Ma Zechen, Mulder Douwe Johannes, Gniadecki Robert, Cohen Tervaert Jan Willem, Osman Mohammed
Division of Rheumatology, Department of Medicine, University of Alberta, Edmonton, AB T6G 2R7, Canada.
Division of Vascular Medicine, Department of Internal Medicine, University Medical Centre Groningen, University of Groningen, 9700 RB Groningen, The Netherlands.
Diagnostics (Basel). 2023 Jun 28;13(13):2204. doi: 10.3390/diagnostics13132204.
Nailfolds of patients with systemic sclerosis (SSc) provide an opportunity to directly visualize microvascular remodeling in SSc. Nailfold video capillaroscopy (NVC) remains the gold standard for assessing nailfold capillaroscopy (NFC). However, access to NVC is limited by expense and expertise. This review aims to synthesize current research on other NFC devices compared to NVC.

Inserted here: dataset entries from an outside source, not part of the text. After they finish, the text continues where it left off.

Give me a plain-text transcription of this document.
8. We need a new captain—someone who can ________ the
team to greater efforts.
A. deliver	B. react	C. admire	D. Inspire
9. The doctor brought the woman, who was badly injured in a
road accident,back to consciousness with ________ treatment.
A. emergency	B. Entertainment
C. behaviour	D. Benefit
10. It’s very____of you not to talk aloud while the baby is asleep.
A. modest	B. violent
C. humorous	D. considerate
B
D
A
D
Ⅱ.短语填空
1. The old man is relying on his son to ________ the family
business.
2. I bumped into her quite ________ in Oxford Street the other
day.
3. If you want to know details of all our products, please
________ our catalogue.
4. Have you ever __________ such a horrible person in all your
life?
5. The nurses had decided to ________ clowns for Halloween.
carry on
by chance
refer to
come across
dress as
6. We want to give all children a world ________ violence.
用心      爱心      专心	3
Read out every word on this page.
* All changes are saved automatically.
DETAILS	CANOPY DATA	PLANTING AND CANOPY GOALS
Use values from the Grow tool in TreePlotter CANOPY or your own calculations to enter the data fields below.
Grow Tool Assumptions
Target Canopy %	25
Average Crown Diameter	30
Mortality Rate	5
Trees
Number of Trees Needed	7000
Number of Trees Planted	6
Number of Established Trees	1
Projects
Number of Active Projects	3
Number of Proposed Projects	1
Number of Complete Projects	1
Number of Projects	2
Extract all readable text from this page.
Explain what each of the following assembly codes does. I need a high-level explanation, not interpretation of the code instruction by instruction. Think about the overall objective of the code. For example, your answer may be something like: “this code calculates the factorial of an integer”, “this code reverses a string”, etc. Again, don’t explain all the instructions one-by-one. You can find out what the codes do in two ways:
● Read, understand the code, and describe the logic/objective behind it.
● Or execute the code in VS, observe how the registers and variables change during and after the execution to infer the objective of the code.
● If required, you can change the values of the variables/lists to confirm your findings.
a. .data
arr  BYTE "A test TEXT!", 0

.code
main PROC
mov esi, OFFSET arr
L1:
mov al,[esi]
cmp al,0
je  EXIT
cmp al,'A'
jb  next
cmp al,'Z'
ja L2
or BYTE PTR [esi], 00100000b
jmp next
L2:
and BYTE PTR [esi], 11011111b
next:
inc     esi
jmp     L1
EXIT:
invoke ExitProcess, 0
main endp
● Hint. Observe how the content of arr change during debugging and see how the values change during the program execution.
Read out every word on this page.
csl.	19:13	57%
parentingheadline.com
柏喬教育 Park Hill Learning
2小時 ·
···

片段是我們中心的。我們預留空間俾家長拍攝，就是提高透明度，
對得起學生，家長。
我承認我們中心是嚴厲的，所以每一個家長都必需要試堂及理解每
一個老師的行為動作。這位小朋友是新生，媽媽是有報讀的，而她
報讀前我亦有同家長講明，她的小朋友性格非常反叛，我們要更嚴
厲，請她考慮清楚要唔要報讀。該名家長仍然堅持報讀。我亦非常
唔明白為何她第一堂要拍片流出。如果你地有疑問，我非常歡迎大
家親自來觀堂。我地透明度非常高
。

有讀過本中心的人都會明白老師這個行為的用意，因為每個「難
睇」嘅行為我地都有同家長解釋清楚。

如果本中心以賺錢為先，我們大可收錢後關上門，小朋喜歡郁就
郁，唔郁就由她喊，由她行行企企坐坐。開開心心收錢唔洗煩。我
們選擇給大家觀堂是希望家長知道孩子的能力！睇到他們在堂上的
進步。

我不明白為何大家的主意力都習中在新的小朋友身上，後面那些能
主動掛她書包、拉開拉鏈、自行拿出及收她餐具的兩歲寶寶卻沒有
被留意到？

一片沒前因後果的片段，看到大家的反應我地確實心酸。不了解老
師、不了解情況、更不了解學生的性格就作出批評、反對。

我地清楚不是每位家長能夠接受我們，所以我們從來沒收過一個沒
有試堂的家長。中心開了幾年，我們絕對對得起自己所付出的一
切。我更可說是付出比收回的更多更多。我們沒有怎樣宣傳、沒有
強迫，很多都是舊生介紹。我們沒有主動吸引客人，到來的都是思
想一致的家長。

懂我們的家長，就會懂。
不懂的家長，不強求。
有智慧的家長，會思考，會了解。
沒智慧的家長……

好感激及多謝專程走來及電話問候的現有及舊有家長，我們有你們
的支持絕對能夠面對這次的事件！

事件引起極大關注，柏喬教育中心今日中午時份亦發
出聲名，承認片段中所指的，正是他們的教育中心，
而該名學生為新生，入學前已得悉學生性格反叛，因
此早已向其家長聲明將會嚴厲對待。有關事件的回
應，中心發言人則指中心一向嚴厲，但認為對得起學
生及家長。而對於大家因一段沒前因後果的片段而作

The literature search included the primary research of adult patients with SSc as defined by the 2013 ACR/EULAR criteria. Methods of assessing NFC included stereomicroscopy/wide-field microscopy, ophthalmoscopy, dermatoscopy, smartphone devices, and digital USB microscopy. Primary outcomes included both qualitative (normal vs. abnormal nailfolds, overall pattern recognition, presence/absence of giant capillaries, hemorrhages, and abnormal morphology) and quantitative (capillary density and dimension) measures.
The search yielded 471 studies, of which 9 were included. Five studies compared NVC to dermatoscopy, two compared it to widefield/stereomicroscopy, one to smartphone attachments, and one to USB microscopy. In dermatoscopy studies, NVC had a higher percentage of images that were interpretable (63-77% vs. 100%), classifiable (70% vs. 84%), or gradable (70% vs. 79.3%) across three studies. Dermatoscopy had a lower sensitivity (60.2% vs. 81.6%) and higher specificity (92.5% vs. 84.6%) compared to NVC. One stereomicroscopy study found a significant difference between methods in capillary density in limited cutaneous SSc, while another found correlations in all parameters between stereomicroscopy and NVC. One smartphone lens had good agreement with NVC on abnormal capillary morphology and density. USB microscopy was able to differentiate between SSc and healthy controls using mean capillary width but not by capillary density.
A dermatoscope may serve as a more portable and affordable screening tool to identify a normal "scleroderma pattern", and images that need further corroboration by NVC. NFC parameters reported are heterogenous and the standardization of these parameters is important, especially in non-gold-standard devices.
系统性硬化症(SSc)患者的甲襞为直接观察SSc中的微血管重塑提供了机会。甲襞视频毛细血管镜检查(NVC)仍然是评估甲襞毛细血管镜检查(NFC)的金标准。然而,NVC的使用受到费用和专业知识的限制。本综述旨在综合目前关于其他NFC设备与NVC相比的研究。
文献检索包括对符合2013年美国风湿病学会/欧洲抗风湿病联盟(ACR/EULAR)标准定义的成年SSc患者的初步研究。评估NFC的方法包括立体显微镜/广角显微镜、检眼镜检查、皮肤镜检查、智能手机设备和数字USB显微镜检查。主要结果包括定性(正常与异常甲襞、整体模式识别、有无巨型毛细血管、出血和异常形态)和定量(毛细血管密度和尺寸)指标。
检索共获得471项研究,其中9项被纳入。5项研究将NVC与皮肤镜检查进行比较,2项将其与广角/立体显微镜检查进行比较,1项与智能手机附件进行比较,1项与USB显微镜检查进行比较。在皮肤镜检查研究中,在三项研究中,NVC具有可解释图像(63 - 77%对100%)、可分类图像(70%对84%)或可分级图像(70%对79.3%)的比例更高。与NVC相比,皮肤镜检查的敏感性较低(60.2%对81.6%),特异性较高(92.5%对84.6%)。一项立体显微镜检查研究发现,在局限性皮肤型SSc中,两种方法在毛细血管密度方面存在显著差异,而另一项研究发现立体显微镜检查与NVC在所有参数上均具有相关性。一种智能手机镜头在异常毛细血管形态和密度方面与NVC具有良好的一致性。USB显微镜检查能够使用平均毛细血管宽度区分SSc和健康对照,但不能通过毛细血管密度进行区分。
皮肤镜可作为一种更便携且经济的筛查工具,用于识别正常的“硬皮病模式”以及需要NVC进一步证实的图像。所报告的NFC参数存在异质性,这些参数的标准化很重要,尤其是在非金标准设备中。